CONDEMNATION has erupted in the wake of the meeting to decide health care in Huddersfield.

And there was a collective sense of anger and frustration, from all walks of life, flooding into the Examiner newsroom.

The leader of Kirklees Conservatives condemned the move which will see key services switch from the Royal Infirmary to the Calderdale Royal Hospital.

Prof Jim Thornton, who was author of the December 2005 report on maternity services by Doctors For Reform, said the decision was an "absolute outrage".

"The only winners from this merger will be those who wish to obstruct proper management in the NHS," he said.

"Instead of implementing real efficiency savings they have imposed a re-organisation."

He said this would provide the perfect "smoke screen" for them to carry on their wasteful ways.

He added: "I was invited by Kevin Holder to talk in detail with the trust and see if there were alternatives. I presented alternatives, but they rejected them."

He said the people of Huddersfield had been "over-ridden".

"Forty years ago the founders of the NHS strove to provide a full range of services for everyone and build a district general hospital in every town.

"Now their successors are closing them because the inefficiently managed NHS can't afford to keep them open.

"Huddersfield is now the largest town in Britain without a consultant-led maternity unit, it's probably the largest such town in western Europe.

"Doctors For Reform support midwife-led care and wish the new midwife-led unit well, but it could hardly have had a less propitious birth.

"Instead of being created by enthusiastic staff in response to popular demand... it's been created as a sop to the Huddersfield maternity closure." Clr Robert Light said: "I can't believe the Trust have ignored all the public objections and endorsed their proposals in full.

"The trust members have lost all the confidence of the Huddersfield public to run our hospital services - they have chosen to follow a Labour Government agenda at the expense of Huddersfield.

"No one will ever believe they are working in the best interests of the NHS in Huddersfield ever again."

Clr Tony Woodhead, a Liberal Democrat who represents the Lindley ward which includes the Infirmary, said: "I want to express my outrage. It's just a feeling of impotence and rage!"

He said so many people have written letters to the Examiner and to health chiefs, marched and petitioned and it had just been ignored.

"I'm surprised they didn't give anything," he added.

Pensioner Barbara Farrand, who was fighting for all services to be retained, vowed to fight on saying: "We may have lost the battle but we haven't lost the war."

She left the meeting at 11.30am after becoming angry. The meeting finally ended at 5pm.

"I left because it was a sham," she said.

"All the figures they were putting up were wrong. It wasn't the truth.

"I think they knew what was going to happen. I think it was decided years ago.

"That was just a charade they put on for us.

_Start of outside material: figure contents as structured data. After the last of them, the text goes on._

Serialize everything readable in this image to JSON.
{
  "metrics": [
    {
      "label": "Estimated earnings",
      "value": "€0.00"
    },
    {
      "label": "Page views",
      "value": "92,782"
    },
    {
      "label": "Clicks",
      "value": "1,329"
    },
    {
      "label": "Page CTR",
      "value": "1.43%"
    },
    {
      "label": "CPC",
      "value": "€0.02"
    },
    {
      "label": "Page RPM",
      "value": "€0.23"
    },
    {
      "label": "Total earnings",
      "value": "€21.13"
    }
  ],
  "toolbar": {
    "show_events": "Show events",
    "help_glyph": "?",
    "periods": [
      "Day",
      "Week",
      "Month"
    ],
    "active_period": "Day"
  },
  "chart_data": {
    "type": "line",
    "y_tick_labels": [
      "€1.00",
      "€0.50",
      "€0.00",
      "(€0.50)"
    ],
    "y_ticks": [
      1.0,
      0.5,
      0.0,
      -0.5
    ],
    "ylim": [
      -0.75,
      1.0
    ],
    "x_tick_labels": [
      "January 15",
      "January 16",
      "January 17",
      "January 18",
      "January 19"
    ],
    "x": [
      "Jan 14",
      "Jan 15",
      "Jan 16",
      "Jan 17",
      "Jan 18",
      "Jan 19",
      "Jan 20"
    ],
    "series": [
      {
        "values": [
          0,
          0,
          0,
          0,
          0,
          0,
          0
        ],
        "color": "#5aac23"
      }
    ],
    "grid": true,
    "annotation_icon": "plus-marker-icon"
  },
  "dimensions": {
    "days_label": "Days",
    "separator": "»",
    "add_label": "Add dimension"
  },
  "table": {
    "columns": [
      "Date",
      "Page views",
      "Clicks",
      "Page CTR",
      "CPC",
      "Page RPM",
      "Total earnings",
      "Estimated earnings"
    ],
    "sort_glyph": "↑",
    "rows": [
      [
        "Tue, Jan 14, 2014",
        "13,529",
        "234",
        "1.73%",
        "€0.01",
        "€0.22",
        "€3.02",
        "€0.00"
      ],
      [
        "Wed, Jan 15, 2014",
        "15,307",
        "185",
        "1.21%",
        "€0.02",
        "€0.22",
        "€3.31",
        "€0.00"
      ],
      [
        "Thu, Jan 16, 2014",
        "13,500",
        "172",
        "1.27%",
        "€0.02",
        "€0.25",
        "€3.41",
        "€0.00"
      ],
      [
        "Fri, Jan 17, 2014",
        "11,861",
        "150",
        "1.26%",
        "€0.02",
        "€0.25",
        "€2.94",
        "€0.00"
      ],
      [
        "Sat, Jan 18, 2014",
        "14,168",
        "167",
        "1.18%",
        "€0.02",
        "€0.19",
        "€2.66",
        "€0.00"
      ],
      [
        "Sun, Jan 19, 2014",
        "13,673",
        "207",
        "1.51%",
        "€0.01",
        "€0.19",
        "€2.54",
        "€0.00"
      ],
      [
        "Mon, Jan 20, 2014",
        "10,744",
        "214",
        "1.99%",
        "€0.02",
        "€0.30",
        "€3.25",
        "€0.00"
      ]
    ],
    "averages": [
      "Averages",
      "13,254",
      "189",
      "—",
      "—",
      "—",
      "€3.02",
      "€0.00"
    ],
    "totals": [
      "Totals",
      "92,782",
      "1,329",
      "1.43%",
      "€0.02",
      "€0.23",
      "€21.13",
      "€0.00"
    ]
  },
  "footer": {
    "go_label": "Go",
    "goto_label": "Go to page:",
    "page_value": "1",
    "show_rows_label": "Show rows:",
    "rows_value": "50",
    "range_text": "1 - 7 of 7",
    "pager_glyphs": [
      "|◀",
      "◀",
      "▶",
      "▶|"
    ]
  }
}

Most of these people on the board don't even live in Huddersfield.

"The figures they were putting up were lies, they haven't counted petitions, they've given wrong petitions and they are traitors to Huddersfield because of money.

"They haven't consulted with us."

The Examiner has comprehensively reported the campaign to keep vital hospital services in Huddersfield.

Now the newspaper is stepping up into the front line.

We're planning to join local MPs Barry Sheerman (Huddersfield), Kali Mountford (Colne Valley) and Mary Creagh (Wakefield) in a deputation to see health secretary Patricia Hewitt.

The MPs - and the Examiner - want her to urgently review the controversial decisions taken this week by the Primary Care Trust Boards in Huddersfield, which sounded the death knell for services such as maternity and gynaecology in this town.

And the Examiner plans to be there with them in the heart of Westminster, armed with the backing of thousands of our readers.

We want you to sign our letter below and return it to us so that we can forward them on to Mrs Hewitt and let her know how strongly the people of this town feel about their hospital.

We are convinced the MPs have a case and deserve our support.

Services going in Huddersfield:

 Planned general, gynaecological, orthopaedic and breast surgery will be moving from Huddersfield Royal Infirmary to Calderdale Royal Hospital.

 In-patient services for children will be moving to Halifax.

 All maternity services - except a midwife led unit - will be moving to Calderdale Royal Infirmary. This includes special care services for babies.

 St Luke's Hospital at Crosland Moor will close. Patients needing low security mental health care will have to go to Fieldhead Hospital in Wakefield.